A guy whose fiancée was raped and killed years ago by a maniac and has lived in seclusion ever since, is finally bought out of his shell by a request from an old friend that he teaches self defence classes to women. In doing so, he finds a new girl, deals with the attention of a bunch of motorcycle thugs and concentrates on his own hunt for the rapist, as the list of victims grows ever longer.
My God, what a pile of crap. Not only do you have to sit through some of the most laughable fight sequences since the 60's Batman TV series and a plot as generic as you can possibly imagine, but you also have the twin threat of a hero so wooden he should have a 'flammable' sticker on him, and bad guys who are more like pantomime villains than serious assailants.
Aah, but I haven't got to the worst part yet. You see, the love interest in this movie is a budding singer, and several key scenes are set in a studio where she hopes to be recording her debut album. I can honestly say she better set up a stand at the headquarters for the National Association For The Deaf, because that's the only way she'd ever shift any copies. I really hope there wasn't a soundtrack for this movie, her children would be mortified..

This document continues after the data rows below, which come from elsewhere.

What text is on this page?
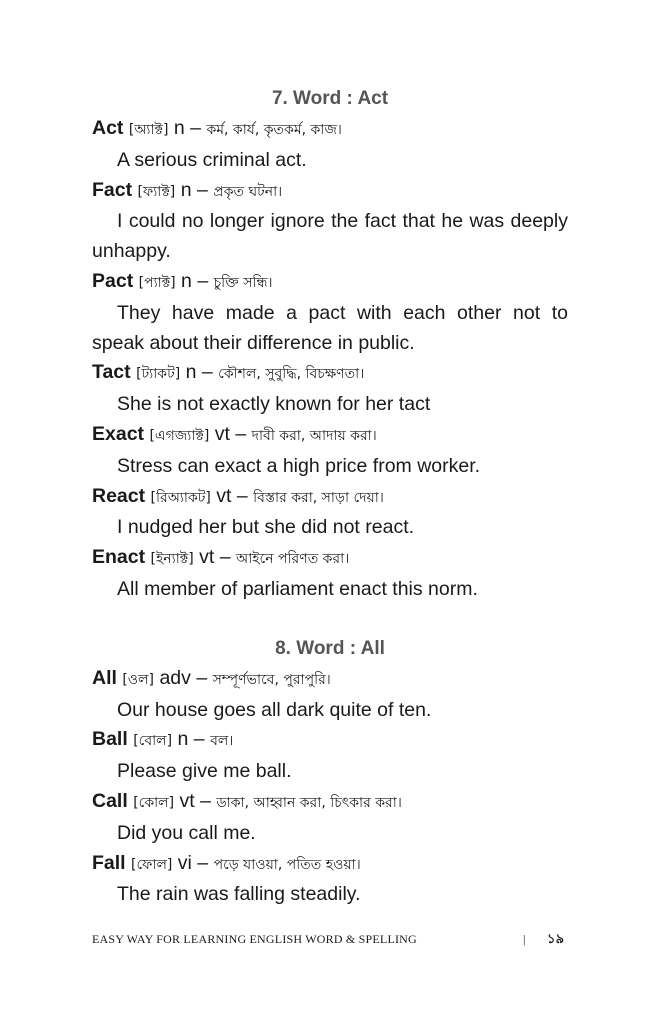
7. Word : Act
Act [অ্যাক্ট] n – কর্ম, কার্য, কৃতকর্ম, কাজ।
A serious criminal act.
Fact [ফ্যাক্ট] n – প্রকৃত ঘটনা।
I could no longer ignore the fact that he was deeply unhappy.
Pact [প্যাক্ট] n – চুক্তি সন্ধি।
They have made a pact with each other not to speak about their difference in public.
Tact [ট্যাকট] n – কৌশল, সুবুদ্ধি, বিচক্ষণতা।
She is not exactly known for her tact
Exact [এগজ্যাক্ট] vt – দাবী করা, আদায় করা।
Stress can exact a high price from worker.
React [রিঅ্যাকট] vt – বিস্তার করা, সাড়া দেয়া।
I nudged her but she did not react.
Enact [ইন্যাক্ট] vt – আইনে পরিণত করা।
All member of parliament enact this norm.
8. Word : All
All [ওল] adv – সম্পূর্ণভাবে, পুরাপুরি।
Our house goes all dark quite of ten.
Ball [বোল] n – বল।
Please give me ball.
Call [কোল] vt – ডাকা, আহ্বান করা, চিৎকার করা।
Did you call me.
Fall [ফোল] vi – পড়ে যাওয়া, পতিত হওয়া।
The rain was falling steadily.
EASY WAY FOR LEARNING ENGLISH WORD & SPELLING	| ১৯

The most interesting aspect of this completely uninteresting bilge is the ongoing combination of American and South African accents. Or is it Australian? I really can't tell. Anyway, this jarred on my nerves to such an extent it took me completely out of the film. So I guess that can be counted as a positive. One last thing, if you MUST see this, don't bother watching the UK VHS version. It has a minute cut by the BBFC, mostly thanks to the graphic sexual beating of unclothed women. Personally though, I don't think that's enough. I would have erased an hour and a half and turned it into a blank tape. Now there's an idea.. 1/10.